Towards the end of the interview Kuenssberg deployed her secret weapon, a word cloud that showed the public’s views of the prime minister. It was perhaps the most beautiful thing I’ve seen in politics since the one produced for Boris Johnson that just had “Liar” written across the middle in huge letters.

Sunak’s at least, didn’t say that. “Rich People,” it read, from top to bottom, “Himself”, then “Wealth” in smaller letters, an enormous “Rich”, and then “Money” and finally “The Rich”. To be fair, there were other words, too: “Don’t know” and “No idea” featured.

Sunak looked over at it for a microsecond before turning away, his face rigid with OKness at this criticism. He knows his wealth is a political problem. A couple of years back, his people briefed that he wasn’t really very interested in money, as though he’d only joined Goldman Sachs because he couldn’t get a place on a teacher training course.

“I don’t expect everyone to agree with me on everything,” he told Kuenssberg, again, “but people will have a clear idea of what I believe, what I stand for.” And, it seems, they do.

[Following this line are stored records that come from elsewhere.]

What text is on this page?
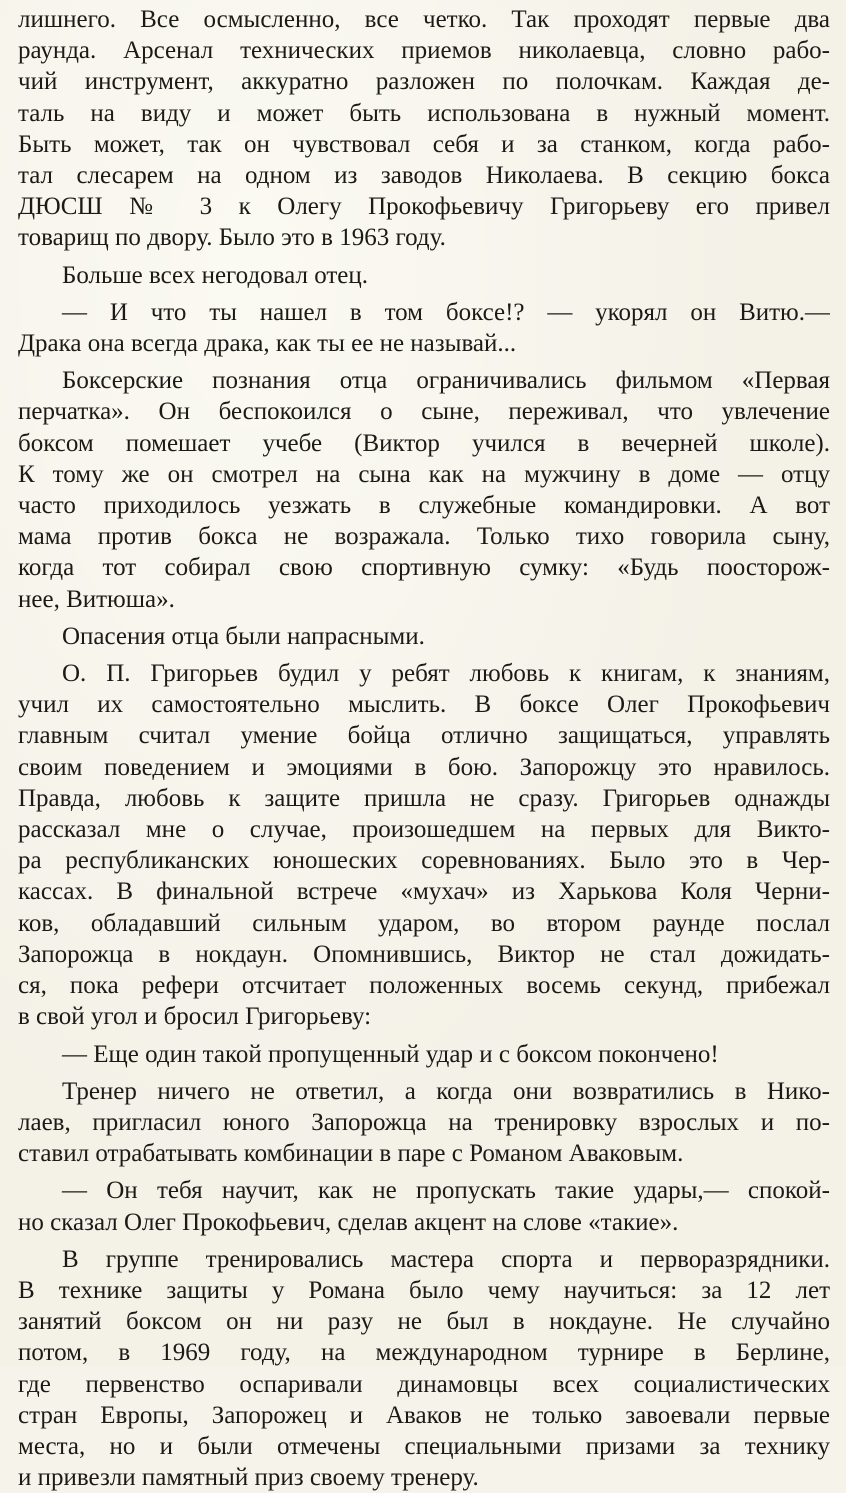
лишнего. Все осмысленно, все четко. Так проходят первые два
раунда. Арсенал технических приемов николаевца, словно рабо-
чий инструмент, аккуратно разложен по полочкам. Каждая де-
таль на виду и может быть использована в нужный момент.
Быть может, так он чувствовал себя и за станком, когда рабо-
тал слесарем на одном из заводов Николаева. В секцию бокса
ДЮСШ № 3 к Олегу Прокофьевичу Григорьеву его привел
товарищ по двору. Было это в 1963 году.
Больше всех негодовал отец.
— И что ты нашел в том боксе!? — укорял он Витю.—
Драка она всегда драка, как ты ее не называй...
Боксерские познания отца ограничивались фильмом «Первая
перчатка». Он беспокоился о сыне, переживал, что увлечение
боксом помешает учебе (Виктор учился в вечерней школе).
К тому же он смотрел на сына как на мужчину в доме — отцу
часто приходилось уезжать в служебные командировки. А вот
мама против бокса не возражала. Только тихо говорила сыну,
когда тот собирал свою спортивную сумку: «Будь поосторож-
нее, Витюша».
Опасения отца были напрасными.
О. П. Григорьев будил у ребят любовь к книгам, к знаниям,
учил их самостоятельно мыслить. В боксе Олег Прокофьевич
главным считал умение бойца отлично защищаться, управлять
своим поведением и эмоциями в бою. Запорожцу это нравилось.
Правда, любовь к защите пришла не сразу. Григорьев однажды
рассказал мне о случае, произошедшем на первых для Викто-
ра республиканских юношеских соревнованиях. Было это в Чер-
кассах. В финальной встрече «мухач» из Харькова Коля Черни-
ков, обладавший сильным ударом, во втором раунде послал
Запорожца в нокдаун. Опомнившись, Виктор не стал дожидать-
ся, пока рефери отсчитает положенных восемь секунд, прибежал
в свой угол и бросил Григорьеву:
— Еще один такой пропущенный удар и с боксом покончено!
Тренер ничего не ответил, а когда они возвратились в Нико-
лаев, пригласил юного Запорожца на тренировку взрослых и по-
ставил отрабатывать комбинации в паре с Романом Аваковым.
— Он тебя научит, как не пропускать такие удары,— спокой-
но сказал Олег Прокофьевич, сделав акцент на слове «такие».
В группе тренировались мастера спорта и перворазрядники.
В технике защиты у Романа было чему научиться: за 12 лет
занятий боксом он ни разу не был в нокдауне. Не случайно
потом, в 1969 году, на международном турнире в Берлине,
где первенство оспаривали динамовцы всех социалистических
стран Европы, Запорожец и Аваков не только завоевали первые
места, но и были отмечены специальными призами за технику
и привезли памятный приз своему тренеру.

Elsewhere in the conference centre, we saw other poker faces. At the GB News stand, fears that their recent misadventures might have left them pariahs proved to be unfounded. Michael Gove was there, giving an interview. Some people have suggested that the channel is a safe space for creepy people, but Gove’s presence on screen will settle that question once and for all.

How, he was asked, would history judge Suella Braverman? “Thoughtful,” he replied, with all the earnest sincerity of a man trying to make a pair of sixes look like a straight flush.